FedSGT: Exact Federated Unlearning via Sequential Group-based Training
Bokang Zhang, Hong Guan, Hong kyu Lee, Ruixuan Liu, Jia Zou, Li Xiong
TL;DR
This work addresses the challenge of exact unlearning in federated learning by introducing FedSGT, which partitions client data into uniform groups and trains multiple lightweight PEFT modules sequentially across several group permutations. Exact unlearning is achieved by deactivating the modules linked to the deleted data, avoiding retraining, while multiple training sequences preserve model utility under accumulating deletions. The authors provide theoretical analyses of deletion rate, performance guarantees, and overhead, and validate FedSGT empirically across vision and language tasks, showing longer service maintenance with comparable accuracy and efficiency to strong baselines. Ablation studies confirm robustness to data heterogeneity and parameter choices, demonstrating FedSGT’s practical viability for compliant, privacy-preserving FL with repeated unlearning requests.
Abstract
Federated Learning (FL) enables collaborative, privacy-preserving model training, but supporting the "Right to be Forgotten" is especially challenging because data influences the model through distributed and interleaved client updates. Existing exact unlearning methods typically require frequent retraining from scratch, resulting in high communication cost and long service downtime. To address this, we propose Federated Sequential Group-based Training (FedSGT), an exact unlearning framework for FL. FedSGT partitions the data into uniform groups, and each client may participate in multiple groups.
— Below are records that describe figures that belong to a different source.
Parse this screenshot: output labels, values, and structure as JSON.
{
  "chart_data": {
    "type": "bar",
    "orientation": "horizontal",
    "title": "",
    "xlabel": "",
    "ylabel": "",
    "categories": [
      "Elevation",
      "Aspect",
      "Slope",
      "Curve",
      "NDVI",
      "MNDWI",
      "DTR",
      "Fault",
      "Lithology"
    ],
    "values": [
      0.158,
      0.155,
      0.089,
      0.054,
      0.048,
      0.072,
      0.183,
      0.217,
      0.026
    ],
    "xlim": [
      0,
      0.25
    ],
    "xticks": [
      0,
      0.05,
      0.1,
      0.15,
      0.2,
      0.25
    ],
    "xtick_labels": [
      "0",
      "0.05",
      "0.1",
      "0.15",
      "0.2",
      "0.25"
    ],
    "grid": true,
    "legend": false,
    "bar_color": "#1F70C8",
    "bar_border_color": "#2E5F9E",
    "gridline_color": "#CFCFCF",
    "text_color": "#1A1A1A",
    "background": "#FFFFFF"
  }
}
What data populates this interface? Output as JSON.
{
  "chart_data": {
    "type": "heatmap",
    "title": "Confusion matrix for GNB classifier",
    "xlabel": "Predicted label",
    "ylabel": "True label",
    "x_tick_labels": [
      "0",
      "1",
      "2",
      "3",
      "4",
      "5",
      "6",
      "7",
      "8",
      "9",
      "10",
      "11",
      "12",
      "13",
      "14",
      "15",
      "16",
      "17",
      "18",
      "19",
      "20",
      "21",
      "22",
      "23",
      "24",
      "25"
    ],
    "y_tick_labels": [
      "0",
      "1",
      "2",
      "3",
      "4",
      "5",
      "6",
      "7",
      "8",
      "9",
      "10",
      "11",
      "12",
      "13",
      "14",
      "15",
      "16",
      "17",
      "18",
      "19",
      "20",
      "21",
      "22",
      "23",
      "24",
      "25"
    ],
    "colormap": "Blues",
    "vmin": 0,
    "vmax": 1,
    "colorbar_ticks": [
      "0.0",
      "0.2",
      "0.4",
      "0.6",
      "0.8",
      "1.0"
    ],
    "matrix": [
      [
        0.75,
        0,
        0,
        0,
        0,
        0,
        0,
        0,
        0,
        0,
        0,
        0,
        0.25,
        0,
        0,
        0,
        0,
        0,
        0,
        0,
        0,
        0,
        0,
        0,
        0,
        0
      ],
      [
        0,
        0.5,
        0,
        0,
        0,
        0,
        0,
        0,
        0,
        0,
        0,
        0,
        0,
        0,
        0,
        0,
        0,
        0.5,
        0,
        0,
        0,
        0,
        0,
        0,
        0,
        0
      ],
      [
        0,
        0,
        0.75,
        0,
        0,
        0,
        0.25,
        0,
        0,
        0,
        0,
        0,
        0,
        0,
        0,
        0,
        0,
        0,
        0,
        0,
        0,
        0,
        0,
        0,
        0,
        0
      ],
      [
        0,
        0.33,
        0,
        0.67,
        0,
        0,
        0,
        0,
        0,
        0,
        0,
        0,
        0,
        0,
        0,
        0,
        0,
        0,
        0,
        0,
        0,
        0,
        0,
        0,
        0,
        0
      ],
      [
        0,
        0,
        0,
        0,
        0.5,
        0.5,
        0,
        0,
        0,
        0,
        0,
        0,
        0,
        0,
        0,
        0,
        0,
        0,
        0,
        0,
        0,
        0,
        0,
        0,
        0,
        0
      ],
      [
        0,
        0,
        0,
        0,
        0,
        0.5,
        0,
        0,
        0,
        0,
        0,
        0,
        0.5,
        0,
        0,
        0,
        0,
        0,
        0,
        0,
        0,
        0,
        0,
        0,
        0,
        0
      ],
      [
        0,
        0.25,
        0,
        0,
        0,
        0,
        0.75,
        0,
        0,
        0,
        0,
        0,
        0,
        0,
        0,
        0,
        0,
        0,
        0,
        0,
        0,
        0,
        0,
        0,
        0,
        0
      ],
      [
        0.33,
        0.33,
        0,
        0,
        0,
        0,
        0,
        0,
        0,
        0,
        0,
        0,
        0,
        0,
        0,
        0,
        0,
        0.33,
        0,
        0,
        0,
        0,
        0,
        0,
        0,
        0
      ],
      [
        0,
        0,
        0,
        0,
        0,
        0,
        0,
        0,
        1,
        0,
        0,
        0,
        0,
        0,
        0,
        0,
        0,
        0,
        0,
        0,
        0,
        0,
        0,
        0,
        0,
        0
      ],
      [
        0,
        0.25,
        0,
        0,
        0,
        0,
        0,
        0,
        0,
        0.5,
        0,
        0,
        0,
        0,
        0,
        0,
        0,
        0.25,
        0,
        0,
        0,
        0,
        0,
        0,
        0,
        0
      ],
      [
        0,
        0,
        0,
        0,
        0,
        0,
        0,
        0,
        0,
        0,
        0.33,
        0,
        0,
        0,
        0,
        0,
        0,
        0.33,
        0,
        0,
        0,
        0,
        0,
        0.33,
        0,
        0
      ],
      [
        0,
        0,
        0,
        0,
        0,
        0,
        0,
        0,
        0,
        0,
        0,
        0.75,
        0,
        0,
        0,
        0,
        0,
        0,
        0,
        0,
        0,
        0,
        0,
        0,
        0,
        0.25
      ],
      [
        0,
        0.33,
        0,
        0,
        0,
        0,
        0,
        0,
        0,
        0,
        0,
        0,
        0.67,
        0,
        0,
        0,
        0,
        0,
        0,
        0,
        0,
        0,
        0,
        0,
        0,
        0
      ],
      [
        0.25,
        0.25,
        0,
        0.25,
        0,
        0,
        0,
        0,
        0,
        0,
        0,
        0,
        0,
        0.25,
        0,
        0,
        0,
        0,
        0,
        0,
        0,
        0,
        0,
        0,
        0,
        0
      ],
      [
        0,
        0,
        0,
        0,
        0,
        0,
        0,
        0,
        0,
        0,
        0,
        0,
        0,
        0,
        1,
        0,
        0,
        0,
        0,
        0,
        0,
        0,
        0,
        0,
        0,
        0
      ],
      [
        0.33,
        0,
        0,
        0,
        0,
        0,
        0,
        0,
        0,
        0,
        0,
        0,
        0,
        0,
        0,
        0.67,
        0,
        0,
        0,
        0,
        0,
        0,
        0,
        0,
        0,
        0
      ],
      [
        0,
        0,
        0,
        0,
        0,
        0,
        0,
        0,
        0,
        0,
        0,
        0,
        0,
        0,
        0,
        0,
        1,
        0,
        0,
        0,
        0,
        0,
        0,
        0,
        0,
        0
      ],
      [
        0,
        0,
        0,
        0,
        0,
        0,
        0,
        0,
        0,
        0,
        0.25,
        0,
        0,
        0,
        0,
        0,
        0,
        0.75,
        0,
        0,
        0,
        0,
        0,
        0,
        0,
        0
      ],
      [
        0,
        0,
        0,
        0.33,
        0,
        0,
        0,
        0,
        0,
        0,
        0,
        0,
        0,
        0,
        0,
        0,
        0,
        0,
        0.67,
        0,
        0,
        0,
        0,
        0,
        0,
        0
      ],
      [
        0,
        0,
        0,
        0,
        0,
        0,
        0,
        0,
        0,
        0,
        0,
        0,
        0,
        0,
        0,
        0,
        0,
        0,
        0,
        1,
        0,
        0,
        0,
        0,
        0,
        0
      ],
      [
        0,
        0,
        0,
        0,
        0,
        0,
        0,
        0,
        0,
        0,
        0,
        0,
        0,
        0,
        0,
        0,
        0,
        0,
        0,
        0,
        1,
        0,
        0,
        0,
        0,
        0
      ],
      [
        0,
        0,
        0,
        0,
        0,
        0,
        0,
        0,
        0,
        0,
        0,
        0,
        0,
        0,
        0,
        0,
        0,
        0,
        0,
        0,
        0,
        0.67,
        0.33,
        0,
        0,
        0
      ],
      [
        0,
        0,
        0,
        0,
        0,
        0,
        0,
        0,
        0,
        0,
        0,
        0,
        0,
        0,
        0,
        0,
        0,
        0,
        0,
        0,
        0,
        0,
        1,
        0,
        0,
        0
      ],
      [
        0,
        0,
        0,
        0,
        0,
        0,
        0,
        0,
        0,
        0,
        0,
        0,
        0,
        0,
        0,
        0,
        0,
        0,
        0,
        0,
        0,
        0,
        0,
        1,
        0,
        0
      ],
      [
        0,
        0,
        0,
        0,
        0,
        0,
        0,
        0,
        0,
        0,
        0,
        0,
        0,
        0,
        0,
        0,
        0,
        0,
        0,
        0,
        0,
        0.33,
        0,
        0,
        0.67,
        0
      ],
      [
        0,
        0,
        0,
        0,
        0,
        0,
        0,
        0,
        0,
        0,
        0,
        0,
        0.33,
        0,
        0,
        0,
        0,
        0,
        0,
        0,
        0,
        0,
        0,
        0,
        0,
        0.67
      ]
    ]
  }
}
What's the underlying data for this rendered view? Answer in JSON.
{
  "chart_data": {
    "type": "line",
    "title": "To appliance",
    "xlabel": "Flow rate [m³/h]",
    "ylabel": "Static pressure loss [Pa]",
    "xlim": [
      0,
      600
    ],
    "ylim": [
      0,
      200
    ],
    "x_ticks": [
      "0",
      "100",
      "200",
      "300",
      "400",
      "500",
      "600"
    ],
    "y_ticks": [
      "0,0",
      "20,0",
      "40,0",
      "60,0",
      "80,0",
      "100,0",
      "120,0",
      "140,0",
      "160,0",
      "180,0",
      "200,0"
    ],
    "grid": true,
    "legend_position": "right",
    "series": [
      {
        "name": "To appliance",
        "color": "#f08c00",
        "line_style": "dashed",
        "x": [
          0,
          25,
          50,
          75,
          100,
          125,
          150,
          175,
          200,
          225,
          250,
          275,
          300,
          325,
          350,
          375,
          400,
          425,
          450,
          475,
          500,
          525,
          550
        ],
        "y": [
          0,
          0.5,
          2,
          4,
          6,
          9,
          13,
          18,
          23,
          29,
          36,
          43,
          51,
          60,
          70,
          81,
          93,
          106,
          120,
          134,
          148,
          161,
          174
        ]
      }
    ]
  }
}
To control communication overhead, each client can limit the number of groups it contributes to. FedSGT then trains multiple sequences of Parameter-Efficient Fine-Tuning (PEFT) modules, each corresponding to a different group permutation. Since the PEFT modules are lightweight and maintained server-side, FedSGT isolates the influence of different data groups into independent modules without incurring significant storage overhead and communication cost. Exact unlearning is thus achieved instantly by deactivating the modules corresponding to the group containing the unlearned data. Furthermore, using multiple training sequences helps maintain high model utility as deletion requests accumulate. We provide a rigorous theoretical analysis of both the deletion rate -- expected number of deletions before retraining is needed -- and the expected model performance. Experiments on various tasks demonstrate that FedSGT achieves a significantly longer service maintenance under multiple unlearning requests while maintaining comparable learning performance and training efficiency to other exact unlearning baselines. Extensive ablation studies validate the robustness of our method across a wide range of parameter settings.